Domain name farming should be killed. If you're actually using a domain, fine. But if you're just holding it waiting for someone to pay an unreasonably high price, someone with a legit claim (say, the previous owner) should be able to snipe it back.
This account seems somehow wrong. Did you leave out some material information from the story?
Did this happen to you on a yearly boundary? If not, and if you had a registration on the domain that was good for a year, why couldn't you just go to another domain provider and identify yourself for a transfer? Was the account in good standing? Am I confused, or is this information not a matter of public record that extends beyond the end of your term of registration? Is the registrar at which you bought it the only source of record for such information? That would sound terribly dangerous as a single-point-of-failure for the web in the case of any kind of disaster, much less bankruptcy.

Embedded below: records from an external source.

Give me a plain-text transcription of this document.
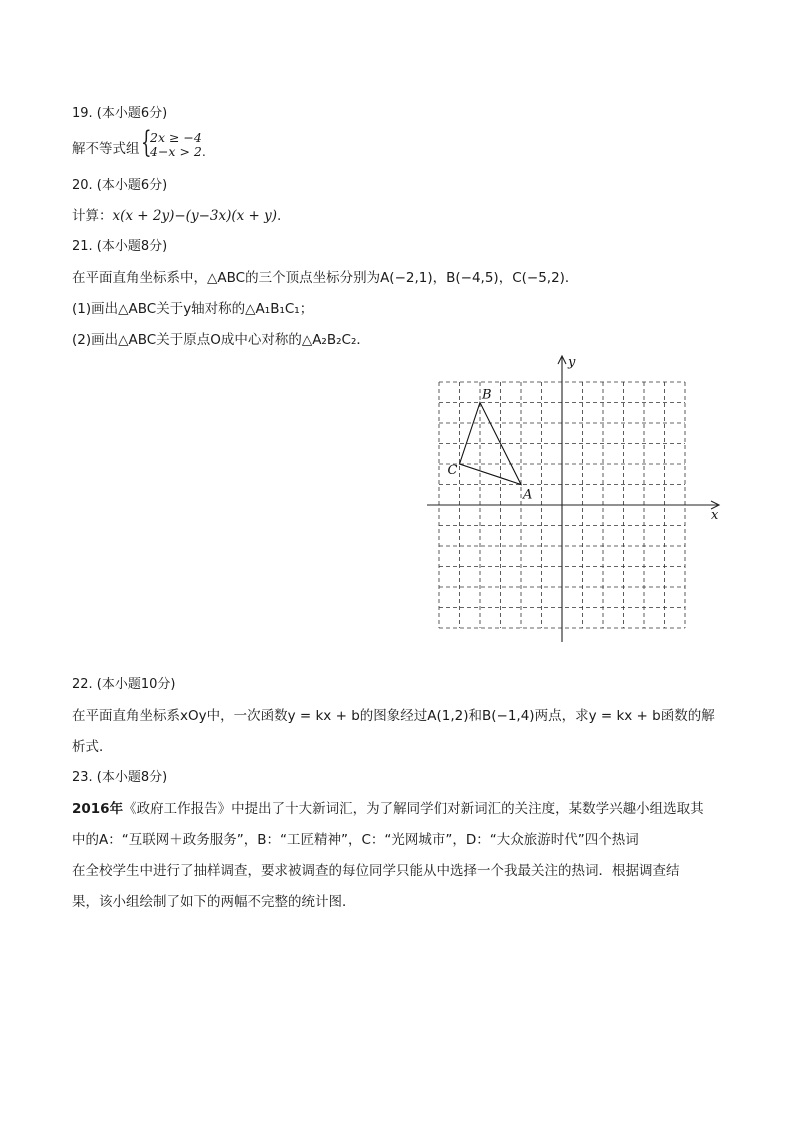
19. (本小题6分)
解不等式组 {
2x ≥ −4
4−x > 2.
20. (本小题6分)
计算：x(x + 2y)−(y−3x)(x + y).
21. (本小题8分)
在平面直角坐标系中，△ABC的三个顶点坐标分别为A(−2,1)，B(−4,5)，C(−5,2)．
(1)画出△ABC关于y轴对称的△A₁B₁C₁；
(2)画出△ABC关于原点O成中心对称的△A₂B₂C₂．
x
y
A
B
C
22. (本小题10分)
在平面直角坐标系xOy中，一次函数y = kx + b的图象经过A(1,2)和B(−1,4)两点，求y = kx + b函数的解
析式．
23. (本小题8分)
2016年《政府工作报告》中提出了十大新词汇，为了解同学们对新词汇的关注度，某数学兴趣小组选取其
中的A：“互联网＋政务服务”，B：“工匠精神”，C：“光网城市”，D：“大众旅游时代”四个热词
在全校学生中进行了抽样调查，要求被调查的每位同学只能从中选择一个我最关注的热词．根据调查结
果，该小组绘制了如下的两幅不完整的统计图．
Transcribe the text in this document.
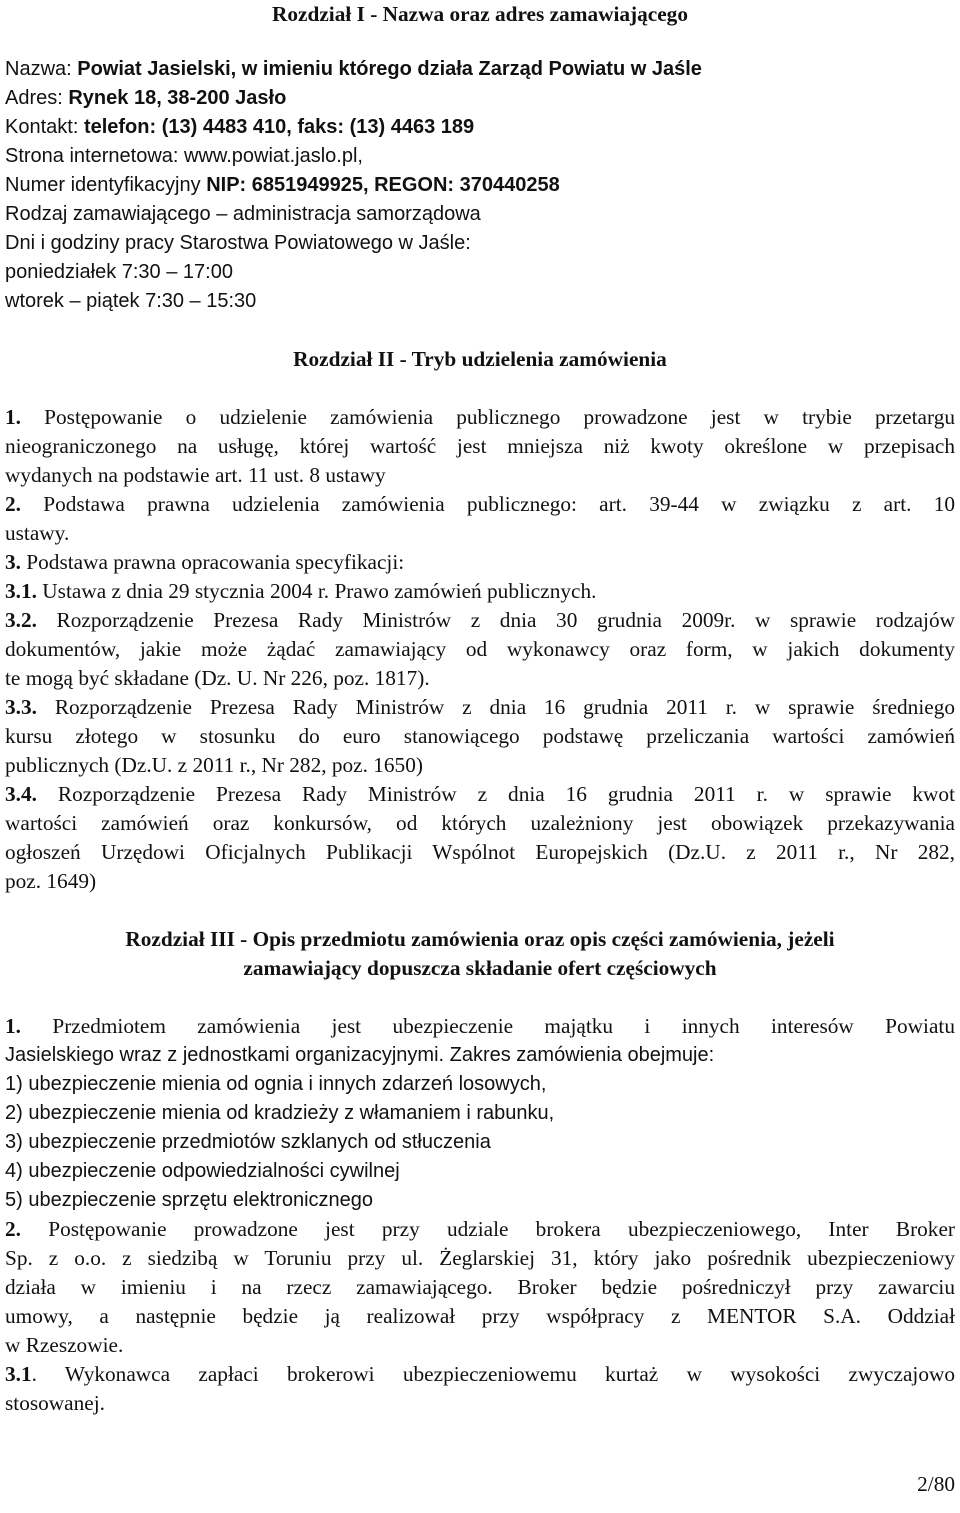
Rozdział I - Nazwa oraz adres zamawiającego
Nazwa: Powiat Jasielski, w imieniu którego działa Zarząd Powiatu w Jaśle
Adres: Rynek 18, 38-200 Jasło
Kontakt: telefon: (13) 4483 410, faks: (13) 4463 189
Strona internetowa: www.powiat.jaslo.pl,
Numer identyfikacyjny NIP: 6851949925, REGON: 370440258
Rodzaj zamawiającego – administracja samorządowa
Dni i godziny pracy Starostwa Powiatowego w Jaśle:
poniedziałek 7:30 – 17:00
wtorek – piątek 7:30 – 15:30
Rozdział II - Tryb udzielenia zamówienia
1. Postępowanie o udzielenie zamówienia publicznego prowadzone jest w trybie przetargu
nieograniczonego na usługę, której wartość jest mniejsza niż kwoty określone w przepisach
wydanych na podstawie art. 11 ust. 8 ustawy
2. Podstawa prawna udzielenia zamówienia publicznego: art. 39-44 w związku z art. 10
ustawy.
3. Podstawa prawna opracowania specyfikacji:
3.1. Ustawa z dnia 29 stycznia 2004 r. Prawo zamówień publicznych.
3.2. Rozporządzenie Prezesa Rady Ministrów z dnia 30 grudnia 2009r. w sprawie rodzajów
dokumentów, jakie może żądać zamawiający od wykonawcy oraz form, w jakich dokumenty
te mogą być składane (Dz. U. Nr 226, poz. 1817).
3.3. Rozporządzenie Prezesa Rady Ministrów z dnia 16 grudnia 2011 r. w sprawie średniego
kursu złotego w stosunku do euro stanowiącego podstawę przeliczania wartości zamówień
publicznych (Dz.U. z 2011 r., Nr 282, poz. 1650)
3.4. Rozporządzenie Prezesa Rady Ministrów z dnia 16 grudnia 2011 r. w sprawie kwot
wartości zamówień oraz konkursów, od których uzależniony jest obowiązek przekazywania
ogłoszeń Urzędowi Oficjalnych Publikacji Wspólnot Europejskich (Dz.U. z 2011 r., Nr 282,
poz. 1649)
Rozdział III - Opis przedmiotu zamówienia oraz opis części zamówienia, jeżeli
zamawiający dopuszcza składanie ofert częściowych
1. Przedmiotem zamówienia jest ubezpieczenie majątku i innych interesów Powiatu
Jasielskiego wraz z jednostkami organizacyjnymi. Zakres zamówienia obejmuje:
1) ubezpieczenie mienia od ognia i innych zdarzeń losowych,
2) ubezpieczenie mienia od kradzieży z włamaniem i rabunku,
3) ubezpieczenie przedmiotów szklanych od stłuczenia
4) ubezpieczenie odpowiedzialności cywilnej
5) ubezpieczenie sprzętu elektronicznego
2. Postępowanie prowadzone jest przy udziale brokera ubezpieczeniowego, Inter Broker
Sp. z o.o. z siedzibą w Toruniu przy ul. Żeglarskiej 31, który jako pośrednik ubezpieczeniowy
działa w imieniu i na rzecz zamawiającego. Broker będzie pośredniczył przy zawarciu
umowy, a następnie będzie ją realizował przy współpracy z MENTOR S.A. Oddział
w Rzeszowie.
3.1. Wykonawca zapłaci brokerowi ubezpieczeniowemu kurtaż w wysokości zwyczajowo
stosowanej.
2/80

Additionally, did you get no notice? Did you just come in one day and find that your domain no longer responded and that all domains at that registrar were up for grabs? If so, that again seems very weird. I thought a bankruptcy required some court intervention at least for the purpose of asset divvying, and the notion that the registered domains were not an asset that required deliberative action seems odd to me. Possible, certainly--I'm not a lawyer and don't know the process. But odd nevertheless.

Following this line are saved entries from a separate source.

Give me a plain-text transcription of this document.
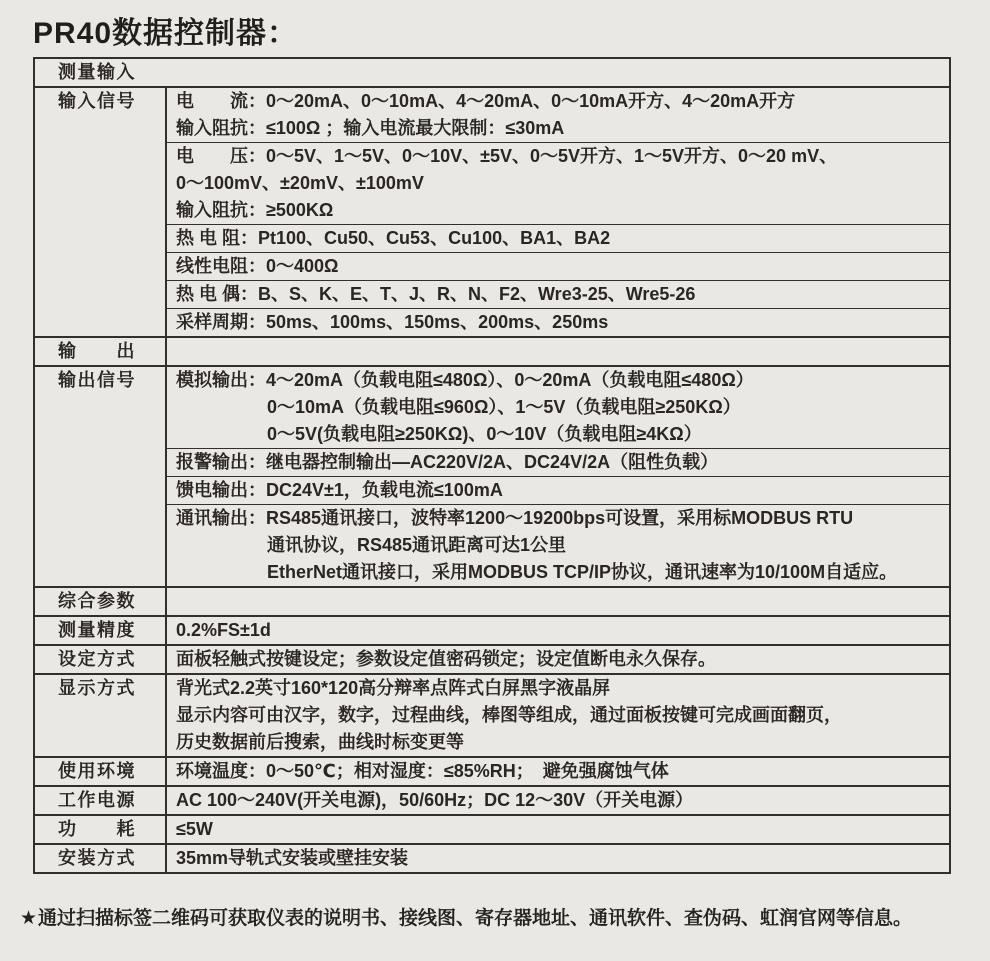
PR40数据控制器：
测量输入
输入信号	电　　流：0～20mA、0～10mA、4～20mA、0～10mA开方、4～20mA开方
输入阻抗：≤100Ω ；输入电流最大限制：≤30mA
电　　压：0～5V、1～5V、0～10V、±5V、0～5V开方、1～5V开方、0～20 mV、
0～100mV、±20mV、±100mV
输入阻抗：≥500KΩ
热 电 阻：Pt100、Cu50、Cu53、Cu100、BA1、BA2
线性电阻：0～400Ω
热 电 偶：B、S、K、E、T、J、R、N、F2、Wre3-25、Wre5-26
采样周期：50ms、100ms、150ms、200ms、250ms
输　　出
输出信号	模拟输出：4～20mA（负载电阻≤480Ω）、0～20mA（负载电阻≤480Ω）
0～10mA（负载电阻≤960Ω）、1～5V（负载电阻≥250KΩ）
0～5V(负载电阻≥250KΩ)、0～10V（负载电阻≥4KΩ）
报警输出：继电器控制输出—AC220V/2A、DC24V/2A（阻性负载）
馈电输出：DC24V±1，负载电流≤100mA
通讯输出：RS485通讯接口，波特率1200～19200bps可设置，采用标MODBUS RTU
通讯协议，RS485通讯距离可达1公里
EtherNet通讯接口，采用MODBUS TCP/IP协议，通讯速率为10/100M自适应。
综合参数
测量精度	0.2%FS±1d
设定方式	面板轻触式按键设定；参数设定值密码锁定；设定值断电永久保存。
显示方式	背光式2.2英寸160*120高分辩率点阵式白屏黑字液晶屏
显示内容可由汉字，数字，过程曲线，棒图等组成，通过面板按键可完成画面翻页，
历史数据前后搜索，曲线时标变更等
使用环境	环境温度：0～50℃；相对湿度：≤85%RH；　避免强腐蚀气体
工作电源	AC 100～240V(开关电源)，50/60Hz；DC 12～30V（开关电源）
功　　耗	≤5W
安装方式	35mm导轨式安装或壁挂安装
★通过扫描标签二维码可获取仪表的说明书、接线图、寄存器地址、通讯软件、查伪码、虹润官网等信息。
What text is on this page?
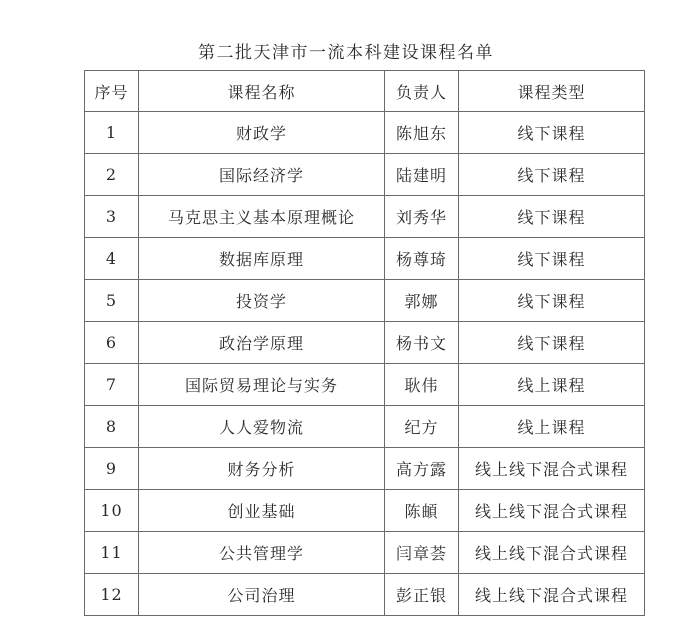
第二批天津市一流本科建设课程名单
序号	课程名称	负责人	课程类型
1	财政学	陈旭东	线下课程
2	国际经济学	陆建明	线下课程
3	马克思主义基本原理概论	刘秀华	线下课程
4	数据库原理	杨尊琦	线下课程
5	投资学	郭娜	线下课程
6	政治学原理	杨书文	线下课程
7	国际贸易理论与实务	耿伟	线上课程
8	人人爱物流	纪方	线上课程
9	财务分析	高方露	线上线下混合式课程
10	创业基础	陈頔	线上线下混合式课程
11	公共管理学	闫章荟	线上线下混合式课程
12	公司治理	彭正银	线上线下混合式课程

Did you act at the moment of the bankruptcy--or did you wait? That is, was your problem the result of the bankruptcy or your failure to act quickly? I realize these issues are probably sad and embarrassing, and I'm not meaning to rub salt in a wound. But Slashdot articles inform people about how the world works, and in exchange for the attention and good advice you offer, I think it's good to offer a complete accounting of the story.
Are you sure you're not leaving out some information? Perhaps the left-out information is not relevant to the question you were asking, but implicit in the question you were asking is alerting people to something that might happen to them. And I'd like to understand better the process by which this could happen to someone else so that we all, as a community, might understand if there's a process issue that needs fixing to assure proactively, rather than reactively, that this shouldn't happen in the future.

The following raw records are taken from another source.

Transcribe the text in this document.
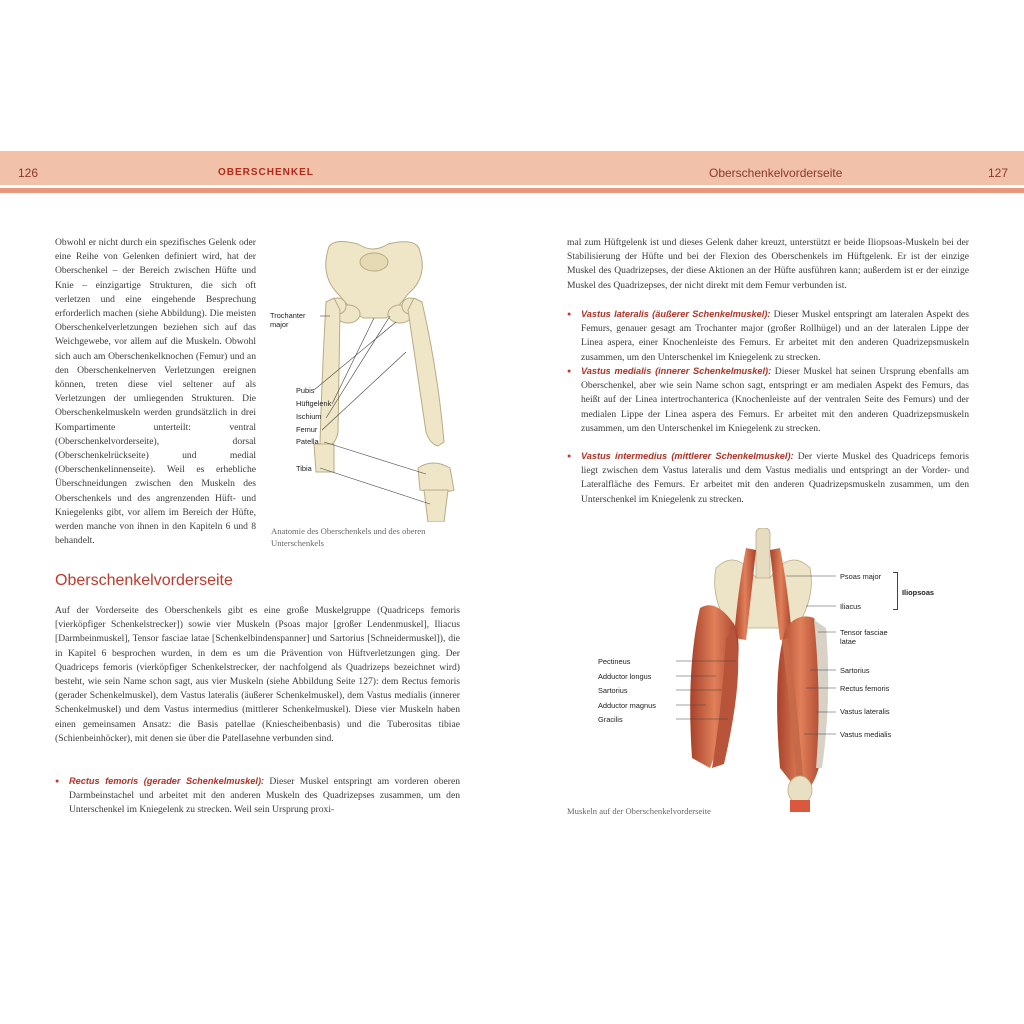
126	OBERSCHENKEL	Oberschenkelvorderseite	127
Obwohl er nicht durch ein spezifisches Gelenk oder eine Reihe von Gelenken definiert wird, hat der Oberschenkel – der Bereich zwischen Hüfte und Knie – einzigartige Strukturen, die sich oft verletzen und eine eingehende Besprechung erforderlich machen (siehe Abbildung). Die meisten Oberschenkelverletzungen beziehen sich auf das Weichgewebe, vor allem auf die Muskeln. Obwohl sich auch am Oberschenkelknochen (Femur) und an den Oberschenkelnerven Verletzungen ereignen können, treten diese viel seltener auf als Verletzungen der umliegenden Strukturen. Die Oberschenkelmuskeln werden grundsätzlich in drei Kompartimente unterteilt: ventral (Oberschenkelvorderseite), dorsal (Oberschenkelrückseite) und medial (Oberschenkelinnenseite). Weil es erhebliche Überschneidungen zwischen den Muskeln des Oberschenkels und des angrenzenden Hüft- und Kniegelenks gibt, vor allem im Bereich der Hüfte, werden manche von ihnen in den Kapiteln 6 und 8 behandelt.
Trochanter major
Pubis
Hüftgelenk
Ischium
Femur
Patella
Tibia
Anatomie des Oberschenkels und des oberen Unterschenkels
Oberschenkelvorderseite
Auf der Vorderseite des Oberschenkels gibt es eine große Muskelgruppe (Quadriceps femoris [vierköpfiger Schenkelstrecker]) sowie vier Muskeln (Psoas major [großer Lendenmuskel], Iliacus [Darmbeinmuskel], Tensor fasciae latae [Schenkelbindenspanner] und Sartorius [Schneidermuskel]), die in Kapitel 6 besprochen wurden, in dem es um die Prävention von Hüftverletzungen ging. Der Quadriceps femoris (vierköpfiger Schenkelstrecker, der nachfolgend als Quadrizeps bezeichnet wird) besteht, wie sein Name schon sagt, aus vier Muskeln (siehe Abbildung Seite 127): dem Rectus femoris (gerader Schenkelmuskel), dem Vastus lateralis (äußerer Schenkelmuskel), dem Vastus medialis (innerer Schenkelmuskel) und dem Vastus intermedius (mittlerer Schenkelmuskel). Diese vier Muskeln haben einen gemeinsamen Ansatz: die Basis patellae (Kniescheibenbasis) und die Tuberositas tibiae (Schienbeinhöcker), mit denen sie über die Patellasehne verbunden sind.
● Rectus femoris (gerader Schenkelmuskel): Dieser Muskel entspringt am vorderen oberen Darmbeinstachel und arbeitet mit den anderen Muskeln des Quadrizepses zusammen, um den Unterschenkel im Kniegelenk zu strecken. Weil sein Ursprung proxi-
mal zum Hüftgelenk ist und dieses Gelenk daher kreuzt, unterstützt er beide Iliopsoas-Muskeln bei der Stabilisierung der Hüfte und bei der Flexion des Oberschenkels im Hüftgelenk. Er ist der einzige Muskel des Quadrizepses, der diese Aktionen an der Hüfte ausführen kann; außerdem ist er der einzige Muskel des Quadrizepses, der nicht direkt mit dem Femur verbunden ist.
● Vastus lateralis (äußerer Schenkelmuskel): Dieser Muskel entspringt am lateralen Aspekt des Femurs, genauer gesagt am Trochanter major (großer Rollhügel) und an der lateralen Lippe der Linea aspera, einer Knochenleiste des Femurs. Er arbeitet mit den anderen Quadrizepsmuskeln zusammen, um den Unterschenkel im Kniegelenk zu strecken.
● Vastus medialis (innerer Schenkelmuskel): Dieser Muskel hat seinen Ursprung ebenfalls am Oberschenkel, aber wie sein Name schon sagt, entspringt er am medialen Aspekt des Femurs, das heißt auf der Linea intertrochanterica (Knochenleiste auf der ventralen Seite des Femurs) und der medialen Lippe der Linea aspera des Femurs. Er arbeitet mit den anderen Quadrizepsmuskeln zusammen, um den Unterschenkel im Kniegelenk zu strecken.
● Vastus intermedius (mittlerer Schenkelmuskel): Der vierte Muskel des Quadriceps femoris liegt zwischen dem Vastus lateralis und dem Vastus medialis und entspringt an der Vorder- und Lateralfläche des Femurs. Er arbeitet mit den anderen Quadrizepsmuskeln zusammen, um den Unterschenkel im Kniegelenk zu strecken.
Psoas major
Iliopsoas
Iliacus
Tensor fasciae latae
Sartorius
Rectus femoris
Vastus lateralis
Vastus medialis
Pectineus
Adductor longus
Sartorius
Adductor magnus
Gracilis
Muskeln auf der Oberschenkelvorderseite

Sorry about your problem, btw. Losing a domain happened to a friend of mine by the more usual means of just failing to pay for it for a while. Someone scooped it up and they were left paying a couple hundred dollars to get it back. I agree that's a nuisance, but it does argue for keeping payments up to date on things you care about.
Kent M Pitman
Philosopher, Technologist, Writer
A friend missed renewing her domain and it was snatched up instantly by a farmer who wanted her to make an offer to reclaim it. it was definitely a unique name that would be of no use to anyone who didn't have her (very unusual) name and her line of work.
A lawyer friend sent a letter to the new owner, basically saying the obvious: you have no use for this domain, and you need to give it back or we'll come after you.
The company returned the domain to her instantly, with apologies for their "mistake".
I'm sure the letter arriving on stationary from a huge, powerful international law firm didn't hurt.
Anyway, what they are doing is obviously cybersquatting, which is illegal. And if they're trying to make a quick buck here and there, they certainly can't afford to defend themselves against thousands of lawsuits.
there is only the door, the door, the door.